In many finance organizations today, the customary crunching of numbers is performed as in the past, but the exercise has largely been automated. Liberated from rote and repetitive manual tasks, finance teams – and the CFOs who lead them – can focus on what’s most important to the business: executing strategy.
As computing power increases, cognitive computing technologies like robotics process automation, big data analytics, natural language processing, and machine learning are emerging to perform a greater array of transactional tasks in much faster timeframes. Equally if not more important, these tools can unearth real-time business details of vital significance to a company’s strategic success.
Powerful algorithms can cull through an immense volume of external macroeconomic, geopolitical, and competitive market information, as well as internal operating and financial data, to illuminate wide-ranging business conditions as they stand this moment in time. Armed with this information, a CFO can attain functional excellence, rapidly adapting strategy and tactics to make the best of the information at hand.
We live in the age of analytics. Like any epoch in time, there will be winners and losers. Companies that harness digital insights to optimize their products, services, and operations are tomorrow’s winners, their revenues growing at least eight times faster than global GDP, according to a study by Forrester. The losers are the enterprises that fail to implement cognitive computing, or come too late to the party.
Robots aren’t coming – they’re here
CFOs are in the catbird seat when it comes to deploying cognitive technologies. For one thing, the tools are game changing for Finance & Accounting. Moreover, the finance organization has a long tradition of implementing new technologies that make the mathematical underpinnings of their jobs faster and simpler, from hand-held calculators to automated spreadsheets to big data analytics.
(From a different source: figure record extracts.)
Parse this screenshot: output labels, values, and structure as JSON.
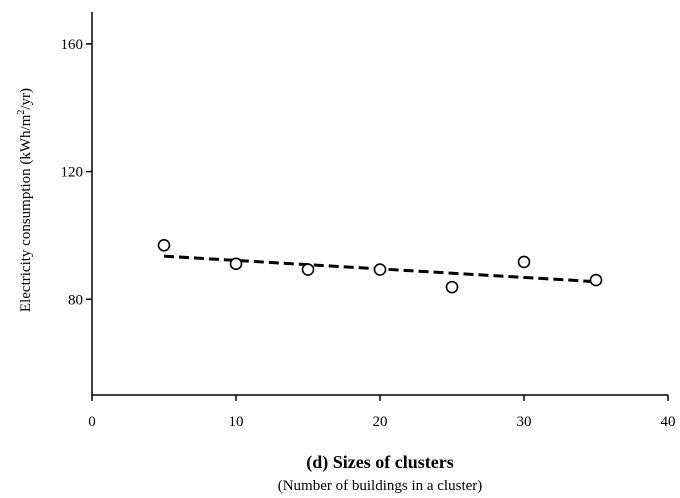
{
  "chart_data": {
    "type": "scatter",
    "xlabel": "(d) Sizes of clusters",
    "xlabel_sub": "(Number of buildings in a cluster)",
    "ylabel_prefix": "Electricity consumption (kWh/m",
    "ylabel_sup": "2",
    "ylabel_suffix": "/yr)",
    "xlim": [
      0,
      40
    ],
    "ylim": [
      50,
      170
    ],
    "xticks": [
      0,
      10,
      20,
      30,
      40
    ],
    "yticks": [
      80,
      120,
      160
    ],
    "xtick_labels": [
      "0",
      "10",
      "20",
      "30",
      "40"
    ],
    "ytick_labels": [
      "80",
      "120",
      "160"
    ],
    "grid": false,
    "series": [
      {
        "x": [
          5,
          10,
          15,
          20,
          25,
          30,
          35
        ],
        "y": [
          96.9,
          91.1,
          89.3,
          89.3,
          83.8,
          91.7,
          86.0
        ]
      }
    ],
    "trendline": {
      "style": "dashed",
      "x": [
        5,
        35
      ],
      "y": [
        93.5,
        85.5
      ]
    }
  }
}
Lastly, the CFO carries the wallet or purse to pay for these tools.
A 2017 report by Deloitte cites finance as the functional area within a company most often found to invest in analytics, with 79 percent of corporate respondents stating this as the case. Their rationale makes complete sense: machines can analyze dozens of complex financial models in minutes, whereas a human being might struggle to get through a single one in a week. “Cognitive tools can spot a single variance in a billion transactions without breaking a sweat, something a human being could never accomplish,” Deloitte states.
The tools can spot more than a variance, the difference between a budgeted, planned, or standard cost and the actual amount that is incurred. Using powerful algorithms, daily operational and financial data can be distilled into insightful information for strategic and tactical decision-making purposes – on an hourly basis or even less, about as real-time as one can get.
Imagine what can be done with this insight? Production can be aligned more closely with actual demand, inventory can be pared to absolute minimums, and prices can be optimized to generate incrementally more revenue from a specific customer in a certain market or geography. That’s just scratching the surface of the diverse business benefits of real-time analysis.
The tools alone cannot provide this value. Two thoughts come to mind. The first, although others may disagree, is that people are needed to determine which types of data are most important to access, collect, and analyze – good news for people fearing for their jobs. The second is a more technical concern. Data is like water. Without plumbing, it doesn’t always flow where you need it to go.
Reshaping finance
Let’s explore the first challenge first. Certainly, the rise of cognitive computing technologies will disrupt traditional employment paradigms. But this is nothing new: machines have always replaced tasks customarily performed by people, from the Industrial Revolution onwards. The dystopian view is that “work as we know it will soon end” (type those words into a search engine if you’re looking to ruin the day). The truth is more nuanced.
Cognitive computing technologies are tools like any other, used to carry out a specific function. A hammer does nothing without a human arm wielding it. People are needed to deploy and use cognitive tools effectively; otherwise the machines run without purpose. In fact, McKinsey posits that as many as four million jobs worldwide will be created over the next decade simply to interpret machine-produced insights.
In a Finance & Accounting context, cognitive technologies can be designed and engineered to respond to specific questions like yesterday’s sales by region or which products are underperforming this week. In supplying the answers, appropriate and accurate structured and unstructured data must be accessed and integrated. Only human beings with intellectual curiosity and domain expertise can feed the machine to generate immediate insights.
The second challenge gets to the heart of what we do here at SnapLogic. Once the CFO and his or her team have determined which real-time data are crucial to strategy, a robust plumbing system is needed to extract and integrate data from diverse sources into a data lake. Legacy data integration technology can perform this exercise, but not in the timeframe needed to make game-changing decisions.
Modern, cloud-native integration platforms like ours deliver a level of speed consistent with the transformative power of cognitive computing and the decision-making desires of CFOs. Data-driven businesses require a simple but powerful self-service tool that can unify the endpoints of multiple systems, applications, big data streams, data warehouses, analytics tools, and other diverse sources of data – on a single platform. With tools like ours literally hundreds of endpoints can be connected together to integrate millions of structured and unstructured data for analytical purposes.
If data is the new oil, as many have said, we’re the downstream refinery for processing and purifying this precious commodity. A CFO’s strategic and financial decisions depend upon it.